To make it rain on command, an unchanging dream that lives on today

Manipulating clouds to induce rain or reduce hail: Against the background of global warming, many countries are increasing their interest in these techniques, with the risk of creating geopolitical tensions.

In Australia, the electric company Snowy Hydro is currently completing its traditional seeding campaign in the Snowy Mountains, the highest mountain range on the island continent.

Objective: increase snowfall using a silver iodide particle generator. Snowy Hydro will thus supply water reserves to produce more hydroelectricity, the company explained in an email to AFP.

Whether for agriculture, human consumption or electricity, the huge demands for water have been further exacerbated by global warming. According to UN data, 2.3 billion people already live in countries where water scarcity is a problem.

In such conditions, many countries are trying to change the time: India, Thailand, the United States, but also China. In 2020, Beijing issued a circular detailing its strategy: according to this document, China will have a developed weather modification system by 2025.

The United Arab Emirates is also working hard. The National Weather Center launched a research program to improve rain several years ago, with $1.5 million in grants for each selected research project.

International law

Since the rain nymph fables of antiquity, hopes of producing rain on demand have never dried up. From the late 1940s, the United States launched attempts, including for military purposes: during the Vietnam War, “Operation Popeye” launched by the US military consisted of seeding clouds in an attempt to slow down Ho Chi Minh’s troops. The effectiveness of the maneuver remains a matter of debate.

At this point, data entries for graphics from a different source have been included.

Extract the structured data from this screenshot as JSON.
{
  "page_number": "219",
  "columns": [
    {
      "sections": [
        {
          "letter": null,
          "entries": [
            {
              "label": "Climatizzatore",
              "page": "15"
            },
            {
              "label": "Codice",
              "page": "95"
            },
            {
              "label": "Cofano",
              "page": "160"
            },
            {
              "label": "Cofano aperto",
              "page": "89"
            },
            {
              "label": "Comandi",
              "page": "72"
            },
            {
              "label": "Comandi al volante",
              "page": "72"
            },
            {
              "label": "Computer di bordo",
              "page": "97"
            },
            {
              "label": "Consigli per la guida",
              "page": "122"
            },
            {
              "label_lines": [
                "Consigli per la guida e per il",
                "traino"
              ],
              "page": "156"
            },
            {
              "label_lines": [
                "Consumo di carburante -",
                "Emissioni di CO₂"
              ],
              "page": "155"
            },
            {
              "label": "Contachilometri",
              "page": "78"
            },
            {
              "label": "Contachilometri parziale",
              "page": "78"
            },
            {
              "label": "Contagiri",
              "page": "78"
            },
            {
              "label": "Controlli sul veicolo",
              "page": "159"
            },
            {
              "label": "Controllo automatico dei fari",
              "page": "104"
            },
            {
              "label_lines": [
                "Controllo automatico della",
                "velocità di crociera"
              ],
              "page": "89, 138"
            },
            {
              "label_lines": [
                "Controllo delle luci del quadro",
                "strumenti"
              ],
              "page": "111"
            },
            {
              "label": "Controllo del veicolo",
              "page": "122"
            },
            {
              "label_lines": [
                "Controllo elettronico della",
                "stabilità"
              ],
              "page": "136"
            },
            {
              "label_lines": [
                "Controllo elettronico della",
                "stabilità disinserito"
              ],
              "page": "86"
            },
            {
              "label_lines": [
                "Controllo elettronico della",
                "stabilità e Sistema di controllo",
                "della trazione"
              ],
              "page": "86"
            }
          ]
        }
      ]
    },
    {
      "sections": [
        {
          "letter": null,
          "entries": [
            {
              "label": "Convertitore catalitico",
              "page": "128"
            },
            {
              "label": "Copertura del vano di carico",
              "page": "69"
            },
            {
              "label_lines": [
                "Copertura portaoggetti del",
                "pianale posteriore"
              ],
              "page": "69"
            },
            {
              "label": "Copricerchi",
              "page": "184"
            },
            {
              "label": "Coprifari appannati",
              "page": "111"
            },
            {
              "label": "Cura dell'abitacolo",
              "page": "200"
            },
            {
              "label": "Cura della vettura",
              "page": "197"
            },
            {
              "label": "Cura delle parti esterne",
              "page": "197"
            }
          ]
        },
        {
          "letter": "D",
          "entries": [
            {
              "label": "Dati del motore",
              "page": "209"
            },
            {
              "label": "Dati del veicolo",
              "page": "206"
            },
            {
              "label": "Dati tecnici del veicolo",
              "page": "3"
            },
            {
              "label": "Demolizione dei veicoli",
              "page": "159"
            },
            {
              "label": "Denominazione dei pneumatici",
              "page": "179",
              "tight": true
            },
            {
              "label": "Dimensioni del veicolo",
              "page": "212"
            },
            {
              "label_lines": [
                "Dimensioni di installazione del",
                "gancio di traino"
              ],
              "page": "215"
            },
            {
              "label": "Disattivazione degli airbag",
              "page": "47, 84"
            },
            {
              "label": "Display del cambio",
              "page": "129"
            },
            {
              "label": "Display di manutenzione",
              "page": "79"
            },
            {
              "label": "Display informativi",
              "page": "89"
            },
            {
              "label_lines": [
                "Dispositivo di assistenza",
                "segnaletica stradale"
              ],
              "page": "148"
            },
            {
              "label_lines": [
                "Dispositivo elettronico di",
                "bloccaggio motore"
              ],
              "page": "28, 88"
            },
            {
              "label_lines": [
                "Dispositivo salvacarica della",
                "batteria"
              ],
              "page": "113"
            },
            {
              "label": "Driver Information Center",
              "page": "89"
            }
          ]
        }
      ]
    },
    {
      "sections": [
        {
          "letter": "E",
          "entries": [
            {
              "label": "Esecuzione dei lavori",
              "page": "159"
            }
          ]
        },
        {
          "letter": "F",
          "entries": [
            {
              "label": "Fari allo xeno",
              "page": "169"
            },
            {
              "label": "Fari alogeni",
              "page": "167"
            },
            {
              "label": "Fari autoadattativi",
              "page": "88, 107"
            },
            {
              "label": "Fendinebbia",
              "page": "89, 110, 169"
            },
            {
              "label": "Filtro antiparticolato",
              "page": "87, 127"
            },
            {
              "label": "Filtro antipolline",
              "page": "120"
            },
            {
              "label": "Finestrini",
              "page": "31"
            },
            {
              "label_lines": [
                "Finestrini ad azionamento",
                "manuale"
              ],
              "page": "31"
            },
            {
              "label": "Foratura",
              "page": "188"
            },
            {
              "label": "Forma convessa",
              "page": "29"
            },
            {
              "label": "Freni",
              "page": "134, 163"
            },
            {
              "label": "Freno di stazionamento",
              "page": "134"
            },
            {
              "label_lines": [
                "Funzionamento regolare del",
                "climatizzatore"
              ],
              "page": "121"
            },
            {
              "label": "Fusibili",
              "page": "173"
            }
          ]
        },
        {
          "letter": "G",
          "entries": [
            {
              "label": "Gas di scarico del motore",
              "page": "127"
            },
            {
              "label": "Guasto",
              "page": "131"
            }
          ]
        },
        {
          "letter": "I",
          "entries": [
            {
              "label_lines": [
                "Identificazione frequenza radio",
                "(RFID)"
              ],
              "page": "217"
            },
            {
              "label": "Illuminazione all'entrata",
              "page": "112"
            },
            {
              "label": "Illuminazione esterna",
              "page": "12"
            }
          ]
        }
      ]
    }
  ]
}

Since then, the techniques have fluctuated relatively little, although research is ongoing. They generally consist of the dispersion of particles – silver iodide, hygroscopic salt, etc. – in clouds, either by aircraft, or by ground-based generators or rockets. The mini-particles introduced into the cloud will then modify its structure and potentially cause it to settle.

But sowing has pitfalls. Especially since it is difficult to assess the actual effectiveness of the techniques. In France, the National Association for the Study and Combat of Atmospheric Pests (Anelfa), founded at the turn of the 1950s, practices this technique to try to reduce hail that damages agricultural crops. “Effectiveness is still difficult to assess because there is great variability in this natural phenomenon,” admits Claude Berthet, its director.

“But our readings show a correlation between the areas that received silver iodide and those that received the least amount of hail.” Snowy Hydro, for its part, is talking about 14% more snow in the Snowy Mountains during the seeding campaigns.

This is only part of the problem. “The main idea in the context of climate change is that we are moving towards scarcity of water resources, which will produce more and more conflicts over these resources,” warns Marine de Guglielmo Weber, a researcher at the Institute for International and Strategic Relations, who devoted his thesis to the topic.

In this context, “techniques that are presented as being able to force a cloud to settle when it would otherwise take hours will become increasingly suitable for conflict.” In 2018, a senior Iranian official, for example, accused Israel of stealing Iran’s clouds.

However, laments author and former lawyer Mathieu Simonet, who just published a story on the subject, there is no international cloud law. “Clouds correspond to the commons, so we need common rules to share them,” he argues.

“Above all, these common rules must not be determined by the geographical position in which we are: clouds circulate everywhere. Likewise, they must not be determined by the technical capabilities and wealth of this or that country.”

Meanwhile, the author scours France to campaign for International Cloud Day.